Perhaps it trembles in time with his unreliable heart. He continues to think of rivers, drugs, and mountains as he places the envelope on the table and properly opens the letter. There are a few things he’s expecting to be the contents: a ransom for his sister, blackmail to the police, or God-forbid a love letter.
He doesn’t consider the possibility of there being four words and a hand-drawn tiger.
I’m sorry for everything
It’s not punctuated, and the handwriting is the same as the one displayed on the envelope. Before he can truly process the sentence, he crumples the letter and throws it onto the table. The noise it makes is unsatisfying, and Akutagawa wishes it had been a head he’d slammed. At least then his anger would have a pay off.
He breathes deeply, his throat pinching in pain, and scrambles to undo his damage. He rubs the creases on the edge of the table, hard enough to get the job done but not so rough that he tears through the paper.
It doesn’t help and he panics, smoothing it out over the surface with a hand this time. Akutagawa notices his own trembles and knows that he’s been doing that since he left a dead man behind without saying goodbye.
He chokes and reads the letter and rereads it again. He presses his palm to the thin edges and hangs his head over the words as though it would encourage more to appear. The tiger head drawn below the singular sentence taunts Ryuunosuke with its little whiskers and winking eye. It isn’t cute despite the clear intention of it being so.

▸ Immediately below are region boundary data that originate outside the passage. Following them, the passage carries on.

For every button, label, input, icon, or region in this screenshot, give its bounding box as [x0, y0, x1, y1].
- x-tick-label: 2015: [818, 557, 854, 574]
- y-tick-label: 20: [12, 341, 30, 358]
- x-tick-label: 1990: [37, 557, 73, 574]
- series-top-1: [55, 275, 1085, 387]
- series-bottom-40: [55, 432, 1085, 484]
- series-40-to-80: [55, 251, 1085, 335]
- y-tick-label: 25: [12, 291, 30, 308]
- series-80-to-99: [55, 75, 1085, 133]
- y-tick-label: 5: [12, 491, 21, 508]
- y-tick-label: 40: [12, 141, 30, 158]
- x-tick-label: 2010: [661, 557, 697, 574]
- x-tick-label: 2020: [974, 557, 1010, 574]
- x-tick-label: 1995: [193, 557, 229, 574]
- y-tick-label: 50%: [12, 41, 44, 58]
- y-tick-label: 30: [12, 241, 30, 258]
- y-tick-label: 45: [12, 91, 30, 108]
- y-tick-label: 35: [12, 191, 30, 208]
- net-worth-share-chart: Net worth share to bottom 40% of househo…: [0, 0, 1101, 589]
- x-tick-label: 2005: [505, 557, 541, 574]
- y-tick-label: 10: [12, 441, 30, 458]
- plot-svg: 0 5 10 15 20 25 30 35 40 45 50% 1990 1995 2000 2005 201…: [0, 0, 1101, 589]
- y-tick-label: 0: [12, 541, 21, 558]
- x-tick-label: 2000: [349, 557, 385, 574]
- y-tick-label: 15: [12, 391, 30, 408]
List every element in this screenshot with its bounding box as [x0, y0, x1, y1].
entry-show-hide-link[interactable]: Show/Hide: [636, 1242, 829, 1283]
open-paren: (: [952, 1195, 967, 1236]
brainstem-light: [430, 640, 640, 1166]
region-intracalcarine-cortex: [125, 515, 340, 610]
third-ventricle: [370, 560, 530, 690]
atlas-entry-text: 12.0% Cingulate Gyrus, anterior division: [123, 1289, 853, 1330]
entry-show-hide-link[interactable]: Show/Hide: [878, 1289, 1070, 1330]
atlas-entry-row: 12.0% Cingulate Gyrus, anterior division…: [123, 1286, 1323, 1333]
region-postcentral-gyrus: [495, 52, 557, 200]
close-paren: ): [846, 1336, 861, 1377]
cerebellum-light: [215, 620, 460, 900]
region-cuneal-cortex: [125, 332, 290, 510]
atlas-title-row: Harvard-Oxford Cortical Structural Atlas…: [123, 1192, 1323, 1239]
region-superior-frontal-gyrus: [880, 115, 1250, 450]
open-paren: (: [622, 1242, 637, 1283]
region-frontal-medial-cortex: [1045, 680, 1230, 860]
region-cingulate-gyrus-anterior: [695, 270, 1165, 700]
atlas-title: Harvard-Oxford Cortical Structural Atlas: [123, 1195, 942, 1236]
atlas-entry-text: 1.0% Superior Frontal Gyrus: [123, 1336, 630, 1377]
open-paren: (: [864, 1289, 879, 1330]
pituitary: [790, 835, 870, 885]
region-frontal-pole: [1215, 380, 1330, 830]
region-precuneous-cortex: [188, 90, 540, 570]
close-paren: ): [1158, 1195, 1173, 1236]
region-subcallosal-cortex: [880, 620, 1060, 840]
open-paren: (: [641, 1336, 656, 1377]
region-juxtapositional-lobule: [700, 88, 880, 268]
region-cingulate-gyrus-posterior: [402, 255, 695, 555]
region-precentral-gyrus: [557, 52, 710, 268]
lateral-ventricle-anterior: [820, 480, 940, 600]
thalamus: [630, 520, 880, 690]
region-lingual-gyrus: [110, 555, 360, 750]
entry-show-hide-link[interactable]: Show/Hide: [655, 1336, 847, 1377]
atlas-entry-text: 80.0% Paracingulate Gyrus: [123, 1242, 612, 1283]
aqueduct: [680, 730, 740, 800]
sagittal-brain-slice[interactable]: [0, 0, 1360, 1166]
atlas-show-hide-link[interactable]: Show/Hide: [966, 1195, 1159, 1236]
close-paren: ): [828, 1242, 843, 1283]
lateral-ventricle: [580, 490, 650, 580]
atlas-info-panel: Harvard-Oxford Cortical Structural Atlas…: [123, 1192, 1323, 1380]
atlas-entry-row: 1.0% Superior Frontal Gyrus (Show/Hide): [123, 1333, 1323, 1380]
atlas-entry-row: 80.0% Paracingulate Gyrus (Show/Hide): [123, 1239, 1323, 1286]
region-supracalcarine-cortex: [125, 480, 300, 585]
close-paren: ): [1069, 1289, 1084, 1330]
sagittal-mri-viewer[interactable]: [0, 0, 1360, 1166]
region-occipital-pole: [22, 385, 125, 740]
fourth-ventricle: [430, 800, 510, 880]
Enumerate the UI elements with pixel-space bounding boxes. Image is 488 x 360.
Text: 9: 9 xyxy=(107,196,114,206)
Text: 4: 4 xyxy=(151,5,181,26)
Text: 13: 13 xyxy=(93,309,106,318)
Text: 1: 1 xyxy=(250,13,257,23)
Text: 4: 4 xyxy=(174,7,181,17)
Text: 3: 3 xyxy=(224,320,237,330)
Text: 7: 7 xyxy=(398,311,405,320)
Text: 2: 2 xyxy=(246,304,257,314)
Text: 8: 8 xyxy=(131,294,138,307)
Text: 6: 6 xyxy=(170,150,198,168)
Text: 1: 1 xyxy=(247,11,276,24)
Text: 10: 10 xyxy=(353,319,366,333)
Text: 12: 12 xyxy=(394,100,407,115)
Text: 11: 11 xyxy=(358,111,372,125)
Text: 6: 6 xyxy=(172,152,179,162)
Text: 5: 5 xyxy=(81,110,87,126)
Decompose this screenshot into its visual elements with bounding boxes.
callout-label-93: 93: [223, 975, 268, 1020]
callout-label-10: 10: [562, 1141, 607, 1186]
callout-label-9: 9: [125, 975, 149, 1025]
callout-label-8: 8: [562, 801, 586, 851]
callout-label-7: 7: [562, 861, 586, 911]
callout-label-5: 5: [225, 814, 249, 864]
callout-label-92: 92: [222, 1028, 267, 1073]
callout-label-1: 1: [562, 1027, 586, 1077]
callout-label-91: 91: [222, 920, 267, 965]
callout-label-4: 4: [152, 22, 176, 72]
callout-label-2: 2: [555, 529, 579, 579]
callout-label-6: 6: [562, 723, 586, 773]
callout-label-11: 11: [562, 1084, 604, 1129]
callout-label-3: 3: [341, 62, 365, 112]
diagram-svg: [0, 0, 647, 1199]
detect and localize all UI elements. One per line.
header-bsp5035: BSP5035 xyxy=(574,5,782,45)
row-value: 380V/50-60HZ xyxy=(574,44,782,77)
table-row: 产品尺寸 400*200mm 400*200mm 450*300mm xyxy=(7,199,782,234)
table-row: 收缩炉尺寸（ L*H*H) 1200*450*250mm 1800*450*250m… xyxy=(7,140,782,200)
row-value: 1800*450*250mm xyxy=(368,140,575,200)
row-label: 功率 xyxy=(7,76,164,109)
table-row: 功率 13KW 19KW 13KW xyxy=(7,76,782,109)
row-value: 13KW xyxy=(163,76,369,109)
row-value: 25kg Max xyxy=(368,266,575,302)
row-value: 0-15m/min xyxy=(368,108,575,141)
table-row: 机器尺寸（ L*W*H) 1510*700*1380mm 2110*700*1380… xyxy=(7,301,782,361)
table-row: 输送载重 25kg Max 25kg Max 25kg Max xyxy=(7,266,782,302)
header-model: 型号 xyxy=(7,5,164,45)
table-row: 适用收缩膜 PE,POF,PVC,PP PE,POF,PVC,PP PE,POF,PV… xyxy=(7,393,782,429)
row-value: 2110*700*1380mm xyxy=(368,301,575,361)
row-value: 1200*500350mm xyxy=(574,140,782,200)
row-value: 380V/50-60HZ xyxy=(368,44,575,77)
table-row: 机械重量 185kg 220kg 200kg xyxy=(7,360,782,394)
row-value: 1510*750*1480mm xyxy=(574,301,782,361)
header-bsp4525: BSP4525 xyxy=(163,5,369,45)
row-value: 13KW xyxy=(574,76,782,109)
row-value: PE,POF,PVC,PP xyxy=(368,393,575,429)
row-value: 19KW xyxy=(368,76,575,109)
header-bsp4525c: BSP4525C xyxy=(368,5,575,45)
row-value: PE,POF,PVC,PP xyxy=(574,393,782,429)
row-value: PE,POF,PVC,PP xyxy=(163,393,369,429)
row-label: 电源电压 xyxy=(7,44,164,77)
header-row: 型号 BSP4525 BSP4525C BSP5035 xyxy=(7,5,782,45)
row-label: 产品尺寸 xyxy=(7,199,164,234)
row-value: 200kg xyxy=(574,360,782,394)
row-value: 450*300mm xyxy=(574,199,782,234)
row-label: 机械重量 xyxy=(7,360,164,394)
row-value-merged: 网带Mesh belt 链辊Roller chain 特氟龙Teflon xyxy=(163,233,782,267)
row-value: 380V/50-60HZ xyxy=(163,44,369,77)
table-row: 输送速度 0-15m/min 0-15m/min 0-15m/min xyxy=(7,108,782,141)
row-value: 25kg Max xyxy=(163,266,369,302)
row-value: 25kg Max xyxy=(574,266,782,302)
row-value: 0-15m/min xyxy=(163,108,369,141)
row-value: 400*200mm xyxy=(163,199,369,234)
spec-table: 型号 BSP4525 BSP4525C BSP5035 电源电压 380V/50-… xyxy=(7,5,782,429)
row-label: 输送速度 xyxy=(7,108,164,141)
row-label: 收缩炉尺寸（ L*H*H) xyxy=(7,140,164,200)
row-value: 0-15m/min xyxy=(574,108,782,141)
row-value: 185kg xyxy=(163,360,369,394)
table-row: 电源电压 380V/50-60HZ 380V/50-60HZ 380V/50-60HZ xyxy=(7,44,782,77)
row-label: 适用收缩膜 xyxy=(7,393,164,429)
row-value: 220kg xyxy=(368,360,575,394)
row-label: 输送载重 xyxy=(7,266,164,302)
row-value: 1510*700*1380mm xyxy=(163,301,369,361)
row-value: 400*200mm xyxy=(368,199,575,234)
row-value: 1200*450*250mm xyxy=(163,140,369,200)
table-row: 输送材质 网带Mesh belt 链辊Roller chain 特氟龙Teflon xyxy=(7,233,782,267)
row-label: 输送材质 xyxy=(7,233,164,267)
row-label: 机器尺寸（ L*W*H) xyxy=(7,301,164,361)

The Port Mafia does not apologize.
Dazai Osamu is no longer an executive under Mori. He is no longer Akutagawa Ryuunosuke’s mentor, and that has never been clearer to Akutagawa now.
His fingers curl and it takes a piece of the paper with it. When he sees his action he hurries to release, but it causes the letter to tear. A paper cut on his pointer finger bleeds and stains the letter, and the nights he spent bleeding out from Port Mafia Executive Dazai Osamu come rushing to the forefront of his mind.
I’m sorry for everything
A tiger. A goddamn tiger . Akutagawa doesn’t delude himself into believing that it’s some sort of joke; it would only waste his time. He reads it again and again and again until he’s sure he could repeat it to each and every person in the world those exact words without faltering once.
Dazai can’t be sorry. The Demon Prodigy has never apologized to anyone in his life, least of all to Akutagawa. He didn’t say sorry when he punched Ryuunosuke without warning. He didn’t say sorry when he made Akutagawa gut out an alleyway cat. He didn’t say sorry when he shot at him in front of the Black Lizard without warning. He doesn’t say sorry, nor can he be.
Akutagawa realizes with certain clarity that Dazai’s death will not be suicide. He will not set himself on fire, drown in a river, or shoot heroin in his arms until he dies.
If the plan is to commit suicide, Dazai would not have sent him an apology letter.
Dazai Osamu is no longer the Demon Prodigy that cares for no one and looks for death at every corner. He is not the Grim Reaper, the youngest executive in Port Mafia history, nor Akutagawa’s mentor. Dazai is a detective, helping innocent people, keeping himself alive, and taking care of the people around him.
Someone who doesn’t care would not go out of their way to know he doesn’t check his P.O. box, to learn his passcode, and leave the condo completely untouched because they know Gin likes to keep the living area clean and Akutagawa doesn’t like to upset his sister.
Akutagawa thought that Dazai didn’t care. He hadn’t said goodbye to the man sitting on a tree stump, but that man said goodbye to him.
I’m sorry for everything
Detective Dazai Osamu says goodbye, and Akutagawa slouches over and cries onto the hand-drawn tiger.